Climate Change Education Should be Mandated

All schools should have a dedicated course on climate change (Gillian Horner)

Schools are supposed to prepare students for their futures, but they cannot do that without educating them about climate change, and the future of the planet they live on. Teaching about climate change in schools has to be mandated; it is not an option to glaze over something as consequential as the climate crisis.

Middle school teacher Bertha Vazquez told the New York Times that this is crucial not only because of  the potential disasters ahead, but because this is the future of the economy.”  

An article by the Congressional Research Service echos concerns about the impact on the economy saying, “climate change—notably the projected increase in certain extreme weather events—is also expected to affect the overall economy through its impacts on specific sectors, such as housing, infrastructure, and agriculture.” 

For example, as temperatures rise, so too does the ocean’s water level. This can lead to flooding and property damage to houses near the coast. According to NASA, sea levels have risen almost 4 inches since 1992. The U.S. Department of Agriculture (USDA) projects that over the next 30 years, rising oceans will destroy 70 million homes. Additionally, climate change is said to be the cause of the droughts that have plagued both the U.S. and other areas across the world, destroying crops and, in turn, food supply. 

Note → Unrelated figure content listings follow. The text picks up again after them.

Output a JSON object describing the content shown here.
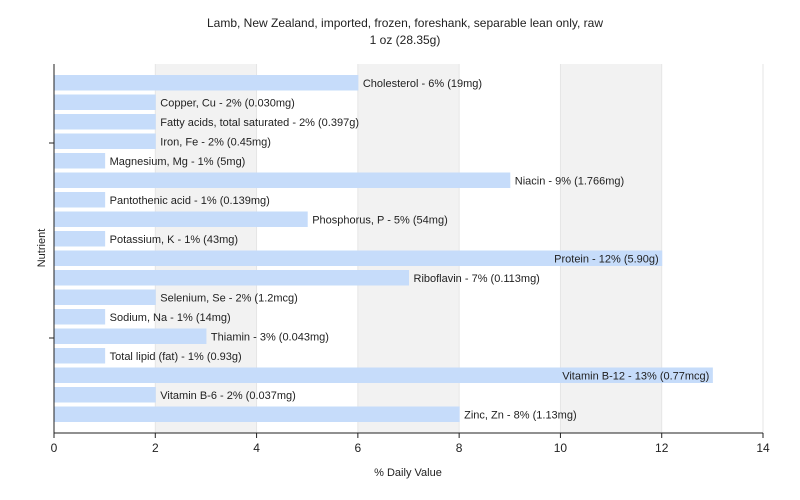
{
  "chart_data": {
    "type": "bar",
    "orientation": "horizontal",
    "title": "Lamb, New Zealand, imported, frozen, foreshank, separable lean only, raw",
    "subtitle": "1 oz (28.35g)",
    "xlabel": "% Daily Value",
    "ylabel": "Nutrient",
    "xlim": [
      0,
      14
    ],
    "xticks": [
      0,
      2,
      4,
      6,
      8,
      10,
      12,
      14
    ],
    "grid": true,
    "bar_color": "#c6dcfa",
    "background_stripe_color": "#f2f2f2",
    "axis_color": "#222222",
    "categories": [
      "Cholesterol",
      "Copper, Cu",
      "Fatty acids, total saturated",
      "Iron, Fe",
      "Magnesium, Mg",
      "Niacin",
      "Pantothenic acid",
      "Phosphorus, P",
      "Potassium, K",
      "Protein",
      "Riboflavin",
      "Selenium, Se",
      "Sodium, Na",
      "Thiamin",
      "Total lipid (fat)",
      "Vitamin B-12",
      "Vitamin B-6",
      "Zinc, Zn"
    ],
    "values": [
      6,
      2,
      2,
      2,
      1,
      9,
      1,
      5,
      1,
      12,
      7,
      2,
      1,
      3,
      1,
      13,
      2,
      8
    ],
    "labels": [
      "Cholesterol - 6% (19mg)",
      "Copper, Cu - 2% (0.030mg)",
      "Fatty acids, total saturated - 2% (0.397g)",
      "Iron, Fe - 2% (0.45mg)",
      "Magnesium, Mg - 1% (5mg)",
      "Niacin - 9% (1.766mg)",
      "Pantothenic acid - 1% (0.139mg)",
      "Phosphorus, P - 5% (54mg)",
      "Potassium, K - 1% (43mg)",
      "Protein - 12% (5.90g)",
      "Riboflavin - 7% (0.113mg)",
      "Selenium, Se - 2% (1.2mcg)",
      "Sodium, Na - 1% (14mg)",
      "Thiamin - 3% (0.043mg)",
      "Total lipid (fat) - 1% (0.93g)",
      "Vitamin B-12 - 13% (0.77mcg)",
      "Vitamin B-6 - 2% (0.037mg)",
      "Zinc, Zn - 8% (1.13mg)"
    ]
  }
}
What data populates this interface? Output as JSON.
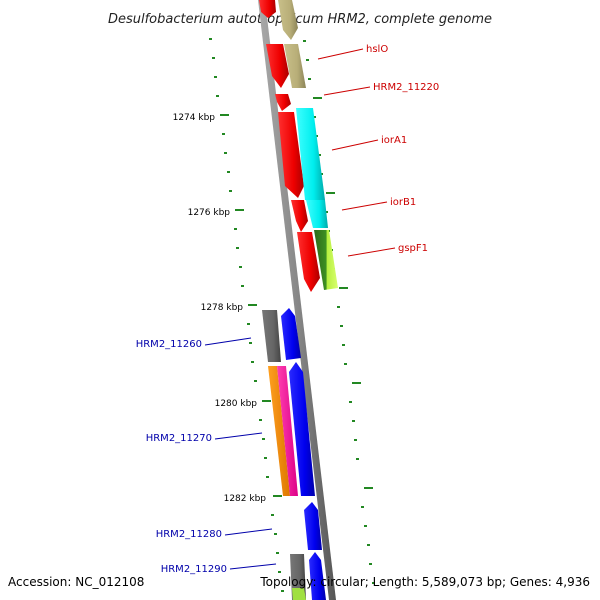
{
  "title": "Desulfobacterium autotrophicum HRM2, complete genome",
  "footer": {
    "accession": "Accession: NC_012108",
    "summary": "Topology: circular; Length: 5,589,073 bp; Genes: 4,936"
  },
  "kbp_labels": [
    "1274 kbp",
    "1276 kbp",
    "1278 kbp",
    "1280 kbp",
    "1282 kbp"
  ],
  "gene_labels": [
    {
      "text": "hslO",
      "color": "#cc0000"
    },
    {
      "text": "HRM2_11220",
      "color": "#cc0000"
    },
    {
      "text": "iorA1",
      "color": "#cc0000"
    },
    {
      "text": "iorB1",
      "color": "#cc0000"
    },
    {
      "text": "gspF1",
      "color": "#cc0000"
    },
    {
      "text": "HRM2_11260",
      "color": "#0000aa"
    },
    {
      "text": "HRM2_11270",
      "color": "#0000aa"
    },
    {
      "text": "HRM2_11280",
      "color": "#0000aa"
    },
    {
      "text": "HRM2_11290",
      "color": "#0000aa"
    }
  ],
  "colors": {
    "backbone": "#888888",
    "forward_strand": "#ff0000",
    "reverse_strand": "#0000ff",
    "tick_marks": "#228822"
  }
}
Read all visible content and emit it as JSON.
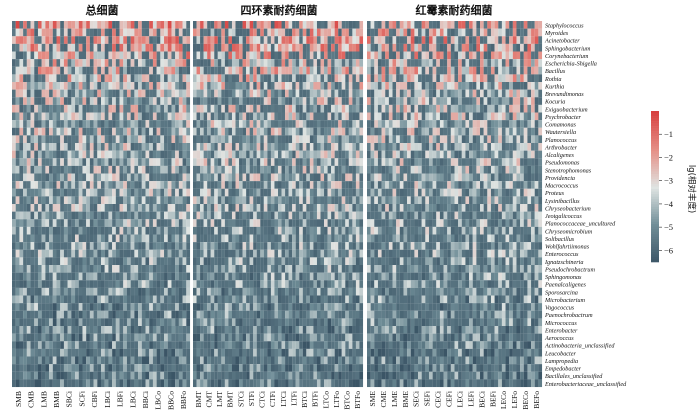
{
  "chart_data": {
    "type": "heatmap",
    "panels": [
      {
        "title": "总细菌",
        "samples": [
          "SMB",
          "CMB",
          "LMB",
          "BMB",
          "SBCi",
          "SCFi",
          "CBFi",
          "LBCi",
          "LBFi",
          "LBCi",
          "BBCi",
          "LBCo",
          "BBCo",
          "BBFo"
        ]
      },
      {
        "title": "四环素耐药细菌",
        "samples": [
          "BMT",
          "CMT",
          "LMT",
          "BMT",
          "STCi",
          "STFi",
          "CTCi",
          "CTFi",
          "LTCi",
          "LTFi",
          "BTCi",
          "BTFi",
          "LTCo",
          "LTFo",
          "BTCo",
          "BTFo"
        ]
      },
      {
        "title": "红霉素耐药细菌",
        "samples": [
          "SME",
          "CME",
          "LME",
          "BME",
          "SECi",
          "SEFi",
          "CECi",
          "CEFi",
          "LECi",
          "LEFi",
          "BECi",
          "BEFi",
          "LECo",
          "LEFo",
          "BECo",
          "BEFo"
        ]
      }
    ],
    "genera": [
      "Staphylococcus",
      "Myroides",
      "Acinetobacter",
      "Sphingobacterium",
      "Corynebacterium",
      "Escherichia-Shigella",
      "Bacillus",
      "Rothia",
      "Kurthia",
      "Brevundimonas",
      "Kocuria",
      "Exiguobacterium",
      "Psychrobacter",
      "Comamonas",
      "Wautersiella",
      "Planococcus",
      "Arthrobacter",
      "Alcaligenes",
      "Pseudomonas",
      "Stenotrophomonas",
      "Providencia",
      "Macrococcus",
      "Proteus",
      "Lysinibacillus",
      "Chryseobacterium",
      "Jeotgalicoccus",
      "Planococcaceae_uncultured",
      "Chryseomicrobium",
      "Solibacillus",
      "Wohlfahrtiimonas",
      "Enterococcus",
      "Ignatzschineria",
      "Pseudochrobactrum",
      "Sphingomonas",
      "Paenalcaligenes",
      "Sporosarcina",
      "Microbacterium",
      "Vagococcus",
      "Paenochrobactrum",
      "Micrococcus",
      "Enterobacter",
      "Aerococcus",
      "Actinobacteria_unclassified",
      "Leucobacter",
      "Lampropedia",
      "Empedobacter",
      "Bacillales_unclassified",
      "Enterobacteriaceae_unclassified"
    ],
    "columns_per_panel": 48,
    "colorbar": {
      "label": "lg(相对丰度)",
      "ticks": [
        -1,
        -2,
        -3,
        -4,
        -5,
        -6
      ],
      "range": [
        -6.5,
        0
      ],
      "colors": [
        "#3b5566",
        "#6f8d97",
        "#dfe4e2",
        "#e58f86",
        "#d7403f"
      ]
    },
    "value_model": {
      "baseline": -6,
      "row_mean": [
        -1.8,
        -2.4,
        -2.0,
        -2.2,
        -2.3,
        -2.9,
        -2.7,
        -2.8,
        -3.3,
        -3.4,
        -3.4,
        -3.5,
        -3.6,
        -3.7,
        -3.7,
        -3.8,
        -3.8,
        -3.9,
        -3.9,
        -4.0,
        -4.0,
        -4.1,
        -4.1,
        -4.2,
        -4.2,
        -4.3,
        -4.3,
        -4.4,
        -4.4,
        -4.5,
        -4.5,
        -4.6,
        -4.6,
        -4.7,
        -4.7,
        -4.8,
        -4.8,
        -4.9,
        -4.9,
        -5.0,
        -5.0,
        -5.1,
        -5.1,
        -5.2,
        -5.2,
        -5.3,
        -5.3,
        -5.4
      ]
    }
  }
}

There is pushback from parents about the teaching of climate change in schools, but as the article Children and youth in the climate crisis says, “Although adults may wish to protect children from knowledge of the climate crisis,… [it is] their right to know about, and be involved in, issues that will affect their future.” 

To prepare students for success, it is important to recognize and work with the knowledge that the economy will be greatly impacted by the climate crisis. Students interested in business, finance, politics, philosophy, and many other subjects can apply their knowledge of the climate crisis to their field of study. 

It can be a challenging topic, and some feel that the climate crisis can be emotionally damaging to students. The article Children and youth in the climate crisis recognizes “ecoanxiety (severe and debilitating worry) and ecological grief (grief related to current or anticipated ecological loss)” as the side effects of climate change education.

We cannot always build the future for our youth, but we can build our youth for the future.

— Franklin D. Roosevelt

However, as sixth-grade teacher Ana Biggs, points out, the negative can be combated by positives, such as having students research organizations that are working to oppose climate change. She says, “There are so many things out there that people are doing, whether it’s changing your light bulbs at home or… getting corporations to change how they do business.”

Students need to be informed about the impacts of climate change in order to cope with this world crisis and have the opportunity to contribute to solutions at the local level or beyond. 

Unfortunately, many school districts, including Hamilton-Wenham, do not have a course dedicated to climate change. There are virtual classes addressing this subject that students can signup for, including Environmental Science.  However, if students want to make this part of their in-person curriculum, they should approach the science department at their school and explore different options, such as adding a course or making a separate unit that specifically focuses on what is happening in the environment.

Climate change is happening now, and teaching youth about the changing environment is vital. It is up to educators to prepare students for the world they will inherit. As Franklin D. Roosevelt once said, “We cannot always build the future for our youth, but we can build our youth for the future.”